Following expansions of information technology infrastructure in the past decade, information security policy has become a vital consideration for managers. Indeed, many firms have experienced the negative consequences associated with security breaches; this study serves to address the value to the stock market of the proactive development of a robust information security management program, and it specifically addresses the extent to which the market perceives these investments as a valuable reduction of information security risk. Using ISO 27001 certifications as evidence that firms have successfully developed such a program; we employ the event study methodology to examine empirically the abnormal returns associated with the announcements of these certifications. We observe positive and statistically significant abnormal returns in the 2-day window comprising the day of and the day preceding these announcements, indicating that the market perceives significant value in commitments to information security risk management. Furthermore, we observe that firms in the historically vulnerable manufacturing and financial services industries derived greater benefit from these certifications, indicating a greater level of differentiation between these firms and their competitors. Also, the observed evidence is consistent with our notion that small firms acquire a slightly greater benefit from earning ISO 27001 certifications than large firms, and that more recent certifications are associated with greater positive abnormal returns than older certifications. Future research could provide a more detailed cross sectional analysis of this dataset in an effort to identify other situations/scenarios when significant investments in the development of a information security management program are met with abnormal stock market returns.

Two noted limitations of our study include the constrained sample size and the single country focus. First, although our sample size of 111 announcements provided sufficient power to detect statistical significance in our evaluations of every hypothesis, a larger sample size would further limit sampling error. Future researchers might consider incorporating additional security certifications or consider expanding the time horizon in an effort to develop a larger sample. Second, our results are based upon abnormal returns from two major American stock exchanges, so the same conclusions reached in our study may not apply to firms in countries with differing information security climates. Despite these limitations, we feel that our sample spans a significant breadth of industries and company sizes, making our results widely generalizable within the American economy and similar information security risk climates. However, we hope that future researchers will replicate this analysis for firms whose stock trades on foreign exchanges in an effort to expand our understanding of how this level of IS security investment is valued around the world.

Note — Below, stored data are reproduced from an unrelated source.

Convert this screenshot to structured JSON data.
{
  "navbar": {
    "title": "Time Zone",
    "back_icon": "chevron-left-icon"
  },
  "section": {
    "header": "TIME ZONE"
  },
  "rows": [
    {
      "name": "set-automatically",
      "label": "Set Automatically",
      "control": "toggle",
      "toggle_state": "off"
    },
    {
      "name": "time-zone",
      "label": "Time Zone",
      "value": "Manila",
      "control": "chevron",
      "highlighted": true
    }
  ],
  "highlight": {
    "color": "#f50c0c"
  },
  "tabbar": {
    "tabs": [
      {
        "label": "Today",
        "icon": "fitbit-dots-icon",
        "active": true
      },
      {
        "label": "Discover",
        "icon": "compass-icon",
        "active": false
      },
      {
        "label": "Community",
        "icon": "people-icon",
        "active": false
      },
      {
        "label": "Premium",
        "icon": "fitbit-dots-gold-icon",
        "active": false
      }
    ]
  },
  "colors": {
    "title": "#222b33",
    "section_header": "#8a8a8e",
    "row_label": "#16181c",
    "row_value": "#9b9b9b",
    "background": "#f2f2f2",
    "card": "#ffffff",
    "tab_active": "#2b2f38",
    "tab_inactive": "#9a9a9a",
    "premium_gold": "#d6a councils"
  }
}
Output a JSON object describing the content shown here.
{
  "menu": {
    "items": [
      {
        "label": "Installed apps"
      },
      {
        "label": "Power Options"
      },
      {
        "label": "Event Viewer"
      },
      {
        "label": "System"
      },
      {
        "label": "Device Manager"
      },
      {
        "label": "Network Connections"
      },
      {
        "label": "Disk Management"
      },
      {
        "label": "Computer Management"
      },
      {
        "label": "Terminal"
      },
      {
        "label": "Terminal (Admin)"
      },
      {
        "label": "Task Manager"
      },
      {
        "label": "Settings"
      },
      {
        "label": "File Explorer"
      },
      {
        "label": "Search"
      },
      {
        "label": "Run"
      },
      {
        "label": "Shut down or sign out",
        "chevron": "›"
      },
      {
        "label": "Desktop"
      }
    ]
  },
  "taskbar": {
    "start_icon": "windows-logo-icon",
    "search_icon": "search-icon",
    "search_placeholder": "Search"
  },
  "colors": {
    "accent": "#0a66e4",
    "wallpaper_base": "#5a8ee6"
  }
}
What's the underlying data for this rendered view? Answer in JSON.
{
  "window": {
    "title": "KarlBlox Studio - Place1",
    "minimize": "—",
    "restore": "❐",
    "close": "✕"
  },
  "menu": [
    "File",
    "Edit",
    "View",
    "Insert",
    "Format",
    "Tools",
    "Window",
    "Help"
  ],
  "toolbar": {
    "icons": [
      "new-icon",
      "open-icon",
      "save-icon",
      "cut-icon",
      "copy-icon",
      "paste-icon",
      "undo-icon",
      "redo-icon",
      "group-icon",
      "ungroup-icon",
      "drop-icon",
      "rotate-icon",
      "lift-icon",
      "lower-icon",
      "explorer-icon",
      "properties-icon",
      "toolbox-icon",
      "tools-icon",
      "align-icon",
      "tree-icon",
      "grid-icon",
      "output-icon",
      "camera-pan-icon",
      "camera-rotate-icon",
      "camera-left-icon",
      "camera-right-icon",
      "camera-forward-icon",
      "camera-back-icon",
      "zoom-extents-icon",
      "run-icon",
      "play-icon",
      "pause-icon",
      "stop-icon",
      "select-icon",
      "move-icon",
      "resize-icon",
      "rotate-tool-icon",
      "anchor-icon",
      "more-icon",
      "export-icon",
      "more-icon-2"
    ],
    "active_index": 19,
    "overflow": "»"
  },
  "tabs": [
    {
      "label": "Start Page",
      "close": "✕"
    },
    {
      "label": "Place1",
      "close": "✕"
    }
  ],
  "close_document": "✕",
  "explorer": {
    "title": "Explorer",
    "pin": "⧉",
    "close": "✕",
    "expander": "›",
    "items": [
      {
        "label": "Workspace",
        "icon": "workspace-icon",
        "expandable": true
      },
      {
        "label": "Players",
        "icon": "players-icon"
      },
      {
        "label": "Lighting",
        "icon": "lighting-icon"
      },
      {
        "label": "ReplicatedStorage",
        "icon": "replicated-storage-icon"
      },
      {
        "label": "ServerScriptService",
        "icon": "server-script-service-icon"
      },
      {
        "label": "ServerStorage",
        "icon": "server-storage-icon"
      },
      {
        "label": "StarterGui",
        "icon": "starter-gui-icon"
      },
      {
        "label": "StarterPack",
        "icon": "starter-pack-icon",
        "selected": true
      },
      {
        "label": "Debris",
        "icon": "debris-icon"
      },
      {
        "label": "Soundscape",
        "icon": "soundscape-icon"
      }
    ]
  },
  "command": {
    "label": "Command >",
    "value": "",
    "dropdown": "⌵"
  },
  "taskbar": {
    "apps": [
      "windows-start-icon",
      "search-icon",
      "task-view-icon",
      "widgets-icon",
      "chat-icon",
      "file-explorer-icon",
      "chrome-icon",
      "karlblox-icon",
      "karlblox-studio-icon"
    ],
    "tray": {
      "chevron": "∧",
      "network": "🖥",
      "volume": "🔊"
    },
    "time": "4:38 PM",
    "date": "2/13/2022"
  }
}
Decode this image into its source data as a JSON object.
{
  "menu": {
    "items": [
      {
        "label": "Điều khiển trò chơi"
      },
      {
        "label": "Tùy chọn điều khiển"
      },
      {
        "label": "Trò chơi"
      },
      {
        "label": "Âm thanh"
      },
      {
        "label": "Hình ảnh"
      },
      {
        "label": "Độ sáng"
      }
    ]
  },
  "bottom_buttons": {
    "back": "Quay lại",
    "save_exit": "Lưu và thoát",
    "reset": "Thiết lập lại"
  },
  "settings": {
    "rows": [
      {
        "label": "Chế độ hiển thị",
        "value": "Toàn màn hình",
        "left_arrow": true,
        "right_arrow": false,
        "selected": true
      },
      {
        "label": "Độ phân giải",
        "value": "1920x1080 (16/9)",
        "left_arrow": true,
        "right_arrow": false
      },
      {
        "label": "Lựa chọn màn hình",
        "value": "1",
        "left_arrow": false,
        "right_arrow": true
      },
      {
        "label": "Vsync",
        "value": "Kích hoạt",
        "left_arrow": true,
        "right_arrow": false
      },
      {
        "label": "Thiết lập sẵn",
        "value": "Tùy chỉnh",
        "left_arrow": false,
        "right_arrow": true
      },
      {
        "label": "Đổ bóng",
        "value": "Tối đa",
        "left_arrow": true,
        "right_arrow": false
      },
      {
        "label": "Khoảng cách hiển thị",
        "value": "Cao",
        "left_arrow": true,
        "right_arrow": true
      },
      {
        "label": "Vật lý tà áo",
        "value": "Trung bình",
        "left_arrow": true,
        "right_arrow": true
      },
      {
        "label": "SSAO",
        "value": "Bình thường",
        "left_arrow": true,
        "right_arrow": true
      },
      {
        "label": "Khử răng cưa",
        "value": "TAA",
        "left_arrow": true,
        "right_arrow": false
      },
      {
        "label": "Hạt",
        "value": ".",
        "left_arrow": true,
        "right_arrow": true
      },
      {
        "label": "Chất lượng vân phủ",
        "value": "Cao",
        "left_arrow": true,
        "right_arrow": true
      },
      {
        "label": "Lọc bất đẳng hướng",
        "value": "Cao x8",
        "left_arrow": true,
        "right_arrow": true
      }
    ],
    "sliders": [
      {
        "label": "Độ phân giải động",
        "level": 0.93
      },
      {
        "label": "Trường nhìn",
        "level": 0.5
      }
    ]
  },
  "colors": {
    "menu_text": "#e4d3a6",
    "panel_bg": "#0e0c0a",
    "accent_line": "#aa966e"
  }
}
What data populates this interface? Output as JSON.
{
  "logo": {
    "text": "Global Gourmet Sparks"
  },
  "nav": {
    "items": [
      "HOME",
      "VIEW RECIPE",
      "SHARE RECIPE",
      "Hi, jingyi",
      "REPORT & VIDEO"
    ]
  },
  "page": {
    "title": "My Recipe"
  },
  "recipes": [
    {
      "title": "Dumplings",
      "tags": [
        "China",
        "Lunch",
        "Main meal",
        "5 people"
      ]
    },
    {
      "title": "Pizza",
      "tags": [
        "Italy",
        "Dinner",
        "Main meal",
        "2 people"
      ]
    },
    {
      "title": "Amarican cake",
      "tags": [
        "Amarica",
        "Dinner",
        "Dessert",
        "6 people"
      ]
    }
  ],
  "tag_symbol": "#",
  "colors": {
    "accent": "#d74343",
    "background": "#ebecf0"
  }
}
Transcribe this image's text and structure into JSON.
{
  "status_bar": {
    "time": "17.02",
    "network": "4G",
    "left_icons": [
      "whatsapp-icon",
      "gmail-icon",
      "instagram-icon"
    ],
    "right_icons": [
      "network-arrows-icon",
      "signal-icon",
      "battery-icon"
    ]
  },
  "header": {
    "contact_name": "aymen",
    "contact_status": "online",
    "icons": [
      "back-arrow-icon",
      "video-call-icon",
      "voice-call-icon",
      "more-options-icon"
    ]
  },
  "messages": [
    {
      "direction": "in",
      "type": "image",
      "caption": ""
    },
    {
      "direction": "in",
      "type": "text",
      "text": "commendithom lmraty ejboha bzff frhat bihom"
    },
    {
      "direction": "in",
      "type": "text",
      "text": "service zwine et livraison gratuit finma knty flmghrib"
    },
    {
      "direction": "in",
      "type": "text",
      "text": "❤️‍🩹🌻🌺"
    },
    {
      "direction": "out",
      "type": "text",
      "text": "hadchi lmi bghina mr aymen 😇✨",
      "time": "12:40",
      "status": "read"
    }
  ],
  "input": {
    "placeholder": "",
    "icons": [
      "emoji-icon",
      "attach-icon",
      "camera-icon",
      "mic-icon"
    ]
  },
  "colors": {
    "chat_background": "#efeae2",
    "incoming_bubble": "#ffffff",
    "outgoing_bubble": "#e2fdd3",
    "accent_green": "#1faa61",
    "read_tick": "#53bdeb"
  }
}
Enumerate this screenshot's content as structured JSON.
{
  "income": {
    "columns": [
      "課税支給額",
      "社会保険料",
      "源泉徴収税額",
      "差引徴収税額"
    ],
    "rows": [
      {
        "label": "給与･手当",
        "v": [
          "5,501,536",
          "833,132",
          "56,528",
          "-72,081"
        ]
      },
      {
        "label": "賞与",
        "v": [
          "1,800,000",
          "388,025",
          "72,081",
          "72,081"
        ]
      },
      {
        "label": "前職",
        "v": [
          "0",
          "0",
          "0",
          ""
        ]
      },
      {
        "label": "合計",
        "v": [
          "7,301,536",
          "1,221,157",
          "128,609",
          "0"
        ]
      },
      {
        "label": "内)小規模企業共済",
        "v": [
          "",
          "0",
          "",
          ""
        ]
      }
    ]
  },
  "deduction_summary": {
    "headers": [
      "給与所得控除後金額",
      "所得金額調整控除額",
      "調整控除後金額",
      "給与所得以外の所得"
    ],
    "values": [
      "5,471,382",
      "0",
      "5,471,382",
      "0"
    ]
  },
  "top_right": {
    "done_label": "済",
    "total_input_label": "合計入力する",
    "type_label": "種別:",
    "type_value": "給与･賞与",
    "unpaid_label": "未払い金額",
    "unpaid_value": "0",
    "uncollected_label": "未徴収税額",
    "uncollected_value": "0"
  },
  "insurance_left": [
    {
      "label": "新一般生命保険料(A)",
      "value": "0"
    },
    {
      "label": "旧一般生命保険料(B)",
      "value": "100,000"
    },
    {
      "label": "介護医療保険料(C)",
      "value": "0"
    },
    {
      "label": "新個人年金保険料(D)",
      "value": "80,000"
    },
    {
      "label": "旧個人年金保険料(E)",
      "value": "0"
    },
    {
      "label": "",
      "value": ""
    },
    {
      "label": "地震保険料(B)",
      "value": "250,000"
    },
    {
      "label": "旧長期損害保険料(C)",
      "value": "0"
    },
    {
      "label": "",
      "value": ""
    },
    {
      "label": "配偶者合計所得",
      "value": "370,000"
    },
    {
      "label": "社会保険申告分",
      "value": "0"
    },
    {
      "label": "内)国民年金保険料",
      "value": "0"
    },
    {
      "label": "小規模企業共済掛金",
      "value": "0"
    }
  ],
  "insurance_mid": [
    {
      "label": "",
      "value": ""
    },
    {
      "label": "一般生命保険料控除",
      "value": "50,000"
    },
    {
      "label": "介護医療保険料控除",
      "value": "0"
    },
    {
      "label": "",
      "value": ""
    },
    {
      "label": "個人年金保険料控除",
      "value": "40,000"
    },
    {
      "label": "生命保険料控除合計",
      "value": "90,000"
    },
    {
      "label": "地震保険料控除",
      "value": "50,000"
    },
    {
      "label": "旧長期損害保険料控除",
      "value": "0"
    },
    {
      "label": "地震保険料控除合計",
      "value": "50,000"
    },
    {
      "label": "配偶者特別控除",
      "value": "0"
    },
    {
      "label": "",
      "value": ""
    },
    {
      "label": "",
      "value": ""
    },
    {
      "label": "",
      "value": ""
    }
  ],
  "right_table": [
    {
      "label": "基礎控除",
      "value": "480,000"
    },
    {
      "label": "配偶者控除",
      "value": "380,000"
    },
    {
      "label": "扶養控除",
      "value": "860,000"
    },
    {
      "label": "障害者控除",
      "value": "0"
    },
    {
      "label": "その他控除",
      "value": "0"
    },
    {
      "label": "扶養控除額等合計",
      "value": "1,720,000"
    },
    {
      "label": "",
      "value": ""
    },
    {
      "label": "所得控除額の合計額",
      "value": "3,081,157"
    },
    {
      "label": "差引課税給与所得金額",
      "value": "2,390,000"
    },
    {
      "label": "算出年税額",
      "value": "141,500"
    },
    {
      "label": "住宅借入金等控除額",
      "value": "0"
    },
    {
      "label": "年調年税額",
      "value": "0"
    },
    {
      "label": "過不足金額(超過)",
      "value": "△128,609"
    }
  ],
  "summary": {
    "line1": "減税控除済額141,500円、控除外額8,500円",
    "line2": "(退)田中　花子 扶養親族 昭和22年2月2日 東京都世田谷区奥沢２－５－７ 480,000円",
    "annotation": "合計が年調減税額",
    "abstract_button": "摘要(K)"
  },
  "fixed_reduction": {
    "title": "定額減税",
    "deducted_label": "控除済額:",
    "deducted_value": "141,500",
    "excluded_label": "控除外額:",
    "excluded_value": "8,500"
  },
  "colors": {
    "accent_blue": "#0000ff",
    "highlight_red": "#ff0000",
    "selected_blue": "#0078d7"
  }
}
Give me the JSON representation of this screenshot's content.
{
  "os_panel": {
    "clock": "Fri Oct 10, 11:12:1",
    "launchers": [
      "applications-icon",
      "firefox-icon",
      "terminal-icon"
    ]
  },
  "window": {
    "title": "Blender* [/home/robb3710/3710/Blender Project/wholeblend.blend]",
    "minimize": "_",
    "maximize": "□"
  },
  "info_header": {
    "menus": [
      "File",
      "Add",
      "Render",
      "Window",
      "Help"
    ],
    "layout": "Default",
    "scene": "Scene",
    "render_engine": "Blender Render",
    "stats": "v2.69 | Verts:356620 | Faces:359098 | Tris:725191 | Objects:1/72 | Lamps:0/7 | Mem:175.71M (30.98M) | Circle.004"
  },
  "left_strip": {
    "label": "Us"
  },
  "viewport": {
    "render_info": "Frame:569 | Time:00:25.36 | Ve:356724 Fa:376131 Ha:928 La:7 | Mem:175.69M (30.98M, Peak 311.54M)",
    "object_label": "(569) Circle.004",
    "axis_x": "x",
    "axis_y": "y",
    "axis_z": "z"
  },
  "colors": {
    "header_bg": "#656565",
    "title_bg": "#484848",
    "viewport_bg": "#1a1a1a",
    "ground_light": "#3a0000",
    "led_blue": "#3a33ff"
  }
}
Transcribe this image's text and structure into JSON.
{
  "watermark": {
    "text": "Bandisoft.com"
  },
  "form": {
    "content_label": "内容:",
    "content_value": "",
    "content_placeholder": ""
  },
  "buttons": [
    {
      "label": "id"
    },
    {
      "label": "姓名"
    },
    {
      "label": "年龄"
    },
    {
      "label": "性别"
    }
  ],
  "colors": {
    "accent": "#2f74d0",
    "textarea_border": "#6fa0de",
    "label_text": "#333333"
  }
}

While previous research has examined the impact of security breaches upon a firm [5,6,7,8,9], our study fulfills the need for empirical analysis on the value of the significant investment required to develop a robust information security program. Our findings indicate that the market perceives significant value in investments in this level of information security infrastructure. Though managers may hesitate to spend significantly on information security because of the difficulty in quantifying the preventative effects of those investments [40], our study provides empirical evidence for the market’s valuation of investments in information security programs. In illuminating several insights on the market’s response to ISO 27001 certification announcements, our research offers managers empirical guidelines with which to evaluate information security investment decisions within their firms.